Jakarta – Pasar modal Indonesia mengalami tekanan besar dalam beberapa bulan terakhir, ditandai dengan anjloknya Indeks Harga Saham Gabungan (IHSG). Guru Besar Ilmu Ekonomi dan Rektor Universitas Paramadina, Prof. Didik J. Rachbini, menegaskan bahwa faktor utama di balik gejolak ini adalah dinamika ekonomi politik yang tidak sehat.
“Pasar modal adalah alarm terhadap politik dan kebijakan pemerintah. Yang pertama dan terang benderang faktor saham yang terjungkal tidak lain adalah faktor politik,” ujarnya, Rabu (19/03/2025). Ia menambahkan bahwa dua pertiga dari masalah ekonomi berasal dari politik, dan sebaliknya, tantangan terbesar politik adalah ekonomi.
Menurutnya, pemilihan umum biasanya membawa optimisme bagi pasar karena dianggap sebagai penyegaran kepemimpinan. Namun, jika proses demokrasi diwarnai tekanan dan politik uang, kepercayaan pasar justru akan menurun.
IHSG telah anjlok lebih dari 11 persen dalam tiga bulan terakhir, turun dari 7.163 menjadi 6.146. Prof. Didik menyoroti bahwa penurunan ini merupakan reaksi pasar terhadap kebijakan yang tidak konsisten dan ketidakstabilan politik yang semakin meningkat.
“Pasar tidak sreg dan menolak politik ekonomi serta kebijakan yang dilakukan selama ini. Penolakan itu terlihat dari modal yang hengkang dari Indonesia,” katanya.

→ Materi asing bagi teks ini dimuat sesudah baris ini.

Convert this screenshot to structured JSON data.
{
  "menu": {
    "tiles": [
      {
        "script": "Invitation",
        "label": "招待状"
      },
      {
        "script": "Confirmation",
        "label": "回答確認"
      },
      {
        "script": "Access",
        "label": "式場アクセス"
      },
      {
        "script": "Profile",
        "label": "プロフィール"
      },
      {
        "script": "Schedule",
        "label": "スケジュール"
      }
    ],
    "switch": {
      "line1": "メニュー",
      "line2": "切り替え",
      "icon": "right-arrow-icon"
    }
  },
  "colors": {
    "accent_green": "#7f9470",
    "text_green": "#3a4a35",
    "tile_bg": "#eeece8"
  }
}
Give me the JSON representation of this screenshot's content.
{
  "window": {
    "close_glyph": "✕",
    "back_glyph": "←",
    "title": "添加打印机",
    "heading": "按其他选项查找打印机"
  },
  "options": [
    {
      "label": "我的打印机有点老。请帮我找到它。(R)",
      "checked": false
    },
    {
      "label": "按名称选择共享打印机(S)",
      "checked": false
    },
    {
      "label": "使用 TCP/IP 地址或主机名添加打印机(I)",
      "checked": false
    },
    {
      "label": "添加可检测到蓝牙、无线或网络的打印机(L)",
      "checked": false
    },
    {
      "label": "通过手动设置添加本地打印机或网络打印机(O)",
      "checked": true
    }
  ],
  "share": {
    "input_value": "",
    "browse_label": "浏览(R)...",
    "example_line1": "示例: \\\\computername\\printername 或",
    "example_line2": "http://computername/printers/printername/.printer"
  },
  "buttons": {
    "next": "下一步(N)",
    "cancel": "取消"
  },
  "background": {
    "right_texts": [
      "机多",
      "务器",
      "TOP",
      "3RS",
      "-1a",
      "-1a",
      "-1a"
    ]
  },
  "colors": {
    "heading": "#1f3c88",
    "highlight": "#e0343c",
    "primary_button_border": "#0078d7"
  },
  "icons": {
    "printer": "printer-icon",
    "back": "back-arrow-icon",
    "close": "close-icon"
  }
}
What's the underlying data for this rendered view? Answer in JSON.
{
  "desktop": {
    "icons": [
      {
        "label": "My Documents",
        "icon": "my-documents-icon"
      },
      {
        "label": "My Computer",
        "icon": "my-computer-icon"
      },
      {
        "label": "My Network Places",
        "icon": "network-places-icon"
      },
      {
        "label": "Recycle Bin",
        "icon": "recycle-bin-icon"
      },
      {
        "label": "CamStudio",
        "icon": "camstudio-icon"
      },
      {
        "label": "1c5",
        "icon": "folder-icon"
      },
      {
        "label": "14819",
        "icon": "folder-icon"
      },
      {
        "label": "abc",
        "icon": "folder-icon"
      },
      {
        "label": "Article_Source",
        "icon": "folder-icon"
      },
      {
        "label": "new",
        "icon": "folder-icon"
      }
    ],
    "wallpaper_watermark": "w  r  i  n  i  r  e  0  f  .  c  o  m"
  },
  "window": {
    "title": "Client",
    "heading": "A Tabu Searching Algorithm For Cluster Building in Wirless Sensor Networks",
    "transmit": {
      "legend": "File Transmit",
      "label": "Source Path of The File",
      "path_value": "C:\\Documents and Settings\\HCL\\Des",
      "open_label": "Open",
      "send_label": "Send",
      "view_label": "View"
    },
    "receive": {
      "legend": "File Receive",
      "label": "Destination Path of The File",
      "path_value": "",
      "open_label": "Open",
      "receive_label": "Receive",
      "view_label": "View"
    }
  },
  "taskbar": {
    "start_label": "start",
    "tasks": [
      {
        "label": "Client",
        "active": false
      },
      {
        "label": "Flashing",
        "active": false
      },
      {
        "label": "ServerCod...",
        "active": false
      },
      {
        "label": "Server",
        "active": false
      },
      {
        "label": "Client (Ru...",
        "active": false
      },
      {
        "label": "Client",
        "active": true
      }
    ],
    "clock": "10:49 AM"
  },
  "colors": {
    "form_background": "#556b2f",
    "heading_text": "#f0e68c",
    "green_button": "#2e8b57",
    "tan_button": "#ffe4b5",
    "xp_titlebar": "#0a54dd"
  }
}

Ia juga mengingatkan bahwa kebijakan yang tidak terencana dengan baik bisa memperburuk keadaan. Salah satu contohnya adalah pembentukan Danantara yang disahkan DPR dalam waktu singkat.
“Ide Danantara bagus, bisa menjadi Temasek versi Indonesia. Tetapi jika kebijakan dieksekusi secara terburu-buru dan tanpa transparansi, dampaknya justru negatif,” tegasnya. Setelah Danantara diresmikan pada 24 Februari 2025, investor asing langsung menarik Rp24 triliun, termasuk Rp3,47 triliun dalam sehari.
Menurut Prof. Didik, pemerintah harus memperhatikan reaksi pasar terhadap kebijakan yang diambil. “Kesalahan ini harus diperbaiki dengan datang ke pasar, bersahabat dengan pasar, dan tidak lagi merasa kebijakan mendadak akan diterima pasar,” ungkapnya.